Non è un fatto nuovo, basti pensare che fin dal Cinquecento esistono in giro per la città delle “statue parlanti” — la più famosa è quella del Pasquino vicino Piazza Navona — su cui era uso appendere critiche e lamentele anonime, spesso con dei versi satirici. Il romano si lamenta da sempre ma lo fa con indolenza, senza la pretesa di un reale cambiamento, perché in fondo è il primo a cui non va di cambiare, né di fare niente in generale, a parte magnà e beve. “Si vedi ‘a gente che lavora nun è Roma” dice una comparsa nel documentario che Federico Fellini dedicò alla sua città d’adozione (Roma 1972). Siamo innanzitutto noi a non prenderci sul serio, ci prendiamo in giro con un fatalismo e un’ironia che sono figli del nostro passivo rapporto con l’autorità. Perché è vero che Roma è sempre stata un centro di potere ma un potere calato dall’alto e mai orizzontale, dall’imperatore fino allo Stato dei piemontesi, figuriamoci col papa: che opposizione gli vuoi fare a uno che dice di essere il vicario di Cristo? Al massimo ci scherzi su, leggere i sonetti del Belli per credere.

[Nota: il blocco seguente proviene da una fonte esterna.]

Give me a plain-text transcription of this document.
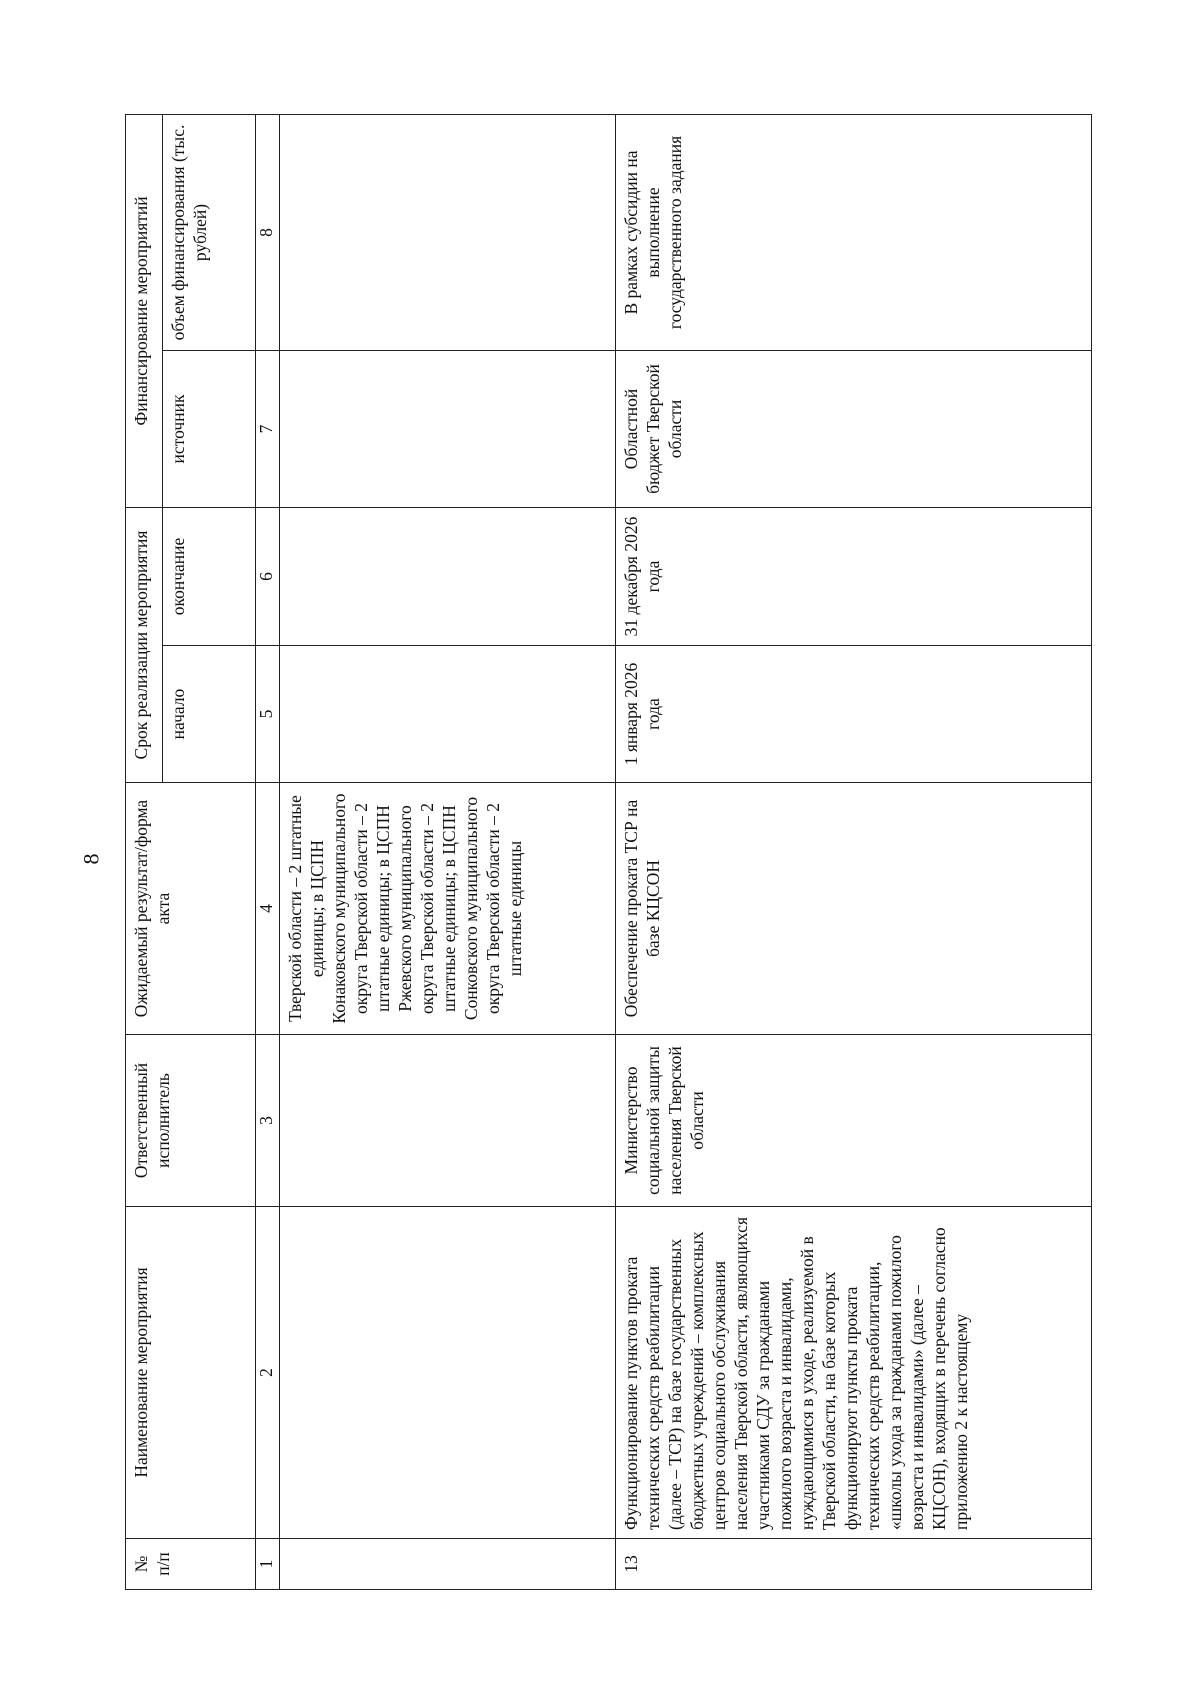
8
№ п/п	Наименование мероприятия	Ответственный исполнитель	Ожидаемый результат/форма акта	Срок реализации мероприятия		Финансирование мероприятий	
				начало	окончание	источник	объем финансирования (тыс. рублей)
1	2	3	4	5	6	7	8
			Тверской области – 2 штатные единицы; в ЦСПН Конаковского муниципального округа Тверской области – 2 штатные единицы; в ЦСПН Ржевского муниципального округа Тверской области – 2 штатные единицы; в ЦСПН Сонковского муниципального округа Тверской области – 2 штатные единицы				
13	Функционирование пунктов проката технических средств реабилитации (далее – ТСР) на базе государственных бюджетных учреждений – комплексных центров социального обслуживания населения Тверской области, являющихся участниками СДУ за гражданами пожилого возраста и инвалидами, нуждающимися в уходе, реализуемой в Тверской области, на базе которых функционируют пункты проката технических средств реабилитации, «школы ухода за гражданами пожилого возраста и инвалидами» (далее – КЦСОН), входящих в перечень согласно приложению 2 к настоящему	Министерство социальной защиты населения Тверской области	Обеспечение проката ТСР на базе КЦСОН	1 января 2026 года	31 декабря 2026 года	Областной бюджет Тверской области	В рамках субсидии на выполнение государственного задания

Eccolo il problema della bellezza di Roma, è che distrae dalla vera essenza di questa città. La retorica dell’Impero Romano e della grande capitale è una storiella che ci siamo inventati per i turisti e per i fascisti. La verità è che Roma è un paesone cresciuto troppo, provinciale fino al midollo: grande, grossa e giuggiolona. Roma non sono i Fori imperiali né il Colosseo e di santo c’è solo il Vaticano, e a pensarci bene manco quello; Roma sono le borgate, i rioni, gli insulti, le risse, gli stornelli e la speculazione edilizia. Del passato glorioso non sono rimaste che le rovine e del futuro non ci è mai importato. Da romano i difetti di questa città li conosci tutti, la maggior parte delle volte ti ci arrabbi e poi ti basta un attimo, uno scorcio e si fa perdonare ogni cosa, come una ragazza che ti ha fatto male ma proprio non riesci a toglierti dalla testa. Di una città così sublime e al tempo stesso così infima, o ti innamori perdutamente o cerchi di scappare, senza mai capire se il fatto che tutte le strade portino a Roma sia una benedizione o una condanna.